Abstract

Several approximate methods for modeling the electromagnetic (em) scattering properties of nonspherical particles are examined and evaluated. Although some of the approaches are applicable to arbitrary shapes we confine our attention here mainly to spheres and cylinders, for which exact solutions are available for comparisons. Evaluations include comparisons of the computed angular phase function, total extinction efficiency, and backscatter efficiency. Approximate methods investigated include the Rayleigh–Gans (RG) approximation, the Wentzel–Kramers–Brillouin or WKB approximation [and the closely related eikonal approximation (EA)], diffraction theory, and the second-order Shifrin iterative technique.

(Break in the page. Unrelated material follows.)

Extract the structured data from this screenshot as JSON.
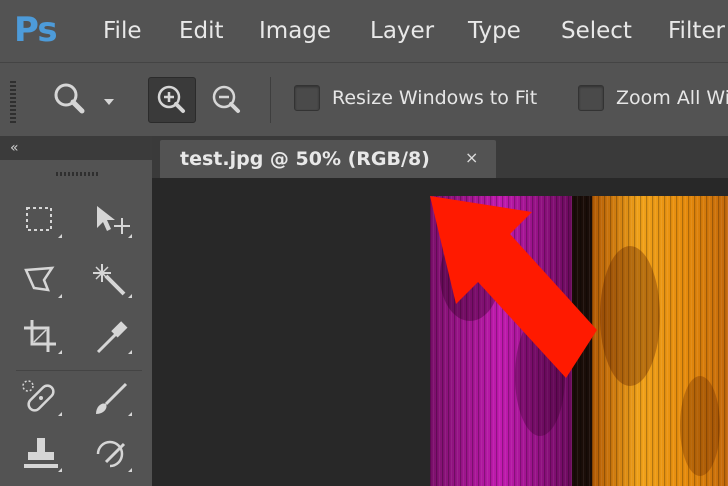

Examples using spheres indicate that for weakly absorbing particles of moderate- to large-size parameters with a real refractive index near unity (i.e., the optically soft case), all models work well in representing the phase function over all scattering angles, with the Shifrin approximation showing the best agreement with the exact solutions. For larger refractive indices, however, the Shifrin approximation breaks down, whereas the WKB method continues to perform relatively well for all scattering angles over a wide range of particle sizes, including those appropriate in both the RG (small particle) and the diffraction (large particle) limits. The relationship between the WKB, eikonal, and anomalous diffraction descriptions of particle extinction is discussed briefly. Backscatter is also discussed in the context of the WKB model, and two modifications to improve the description are included: one to add an internal-reflected internal wave and the other to add a multiplicative scaling factor to preserve the correct backscatter result for strong absorption in the geometric optics limit. A major conclusion of the paper is that the WKB method offers a viable alternative to the more widely used RG and diffraction approximations and is a method that offers significant improvement in accuracy with only a slight increase in mathematical complexity.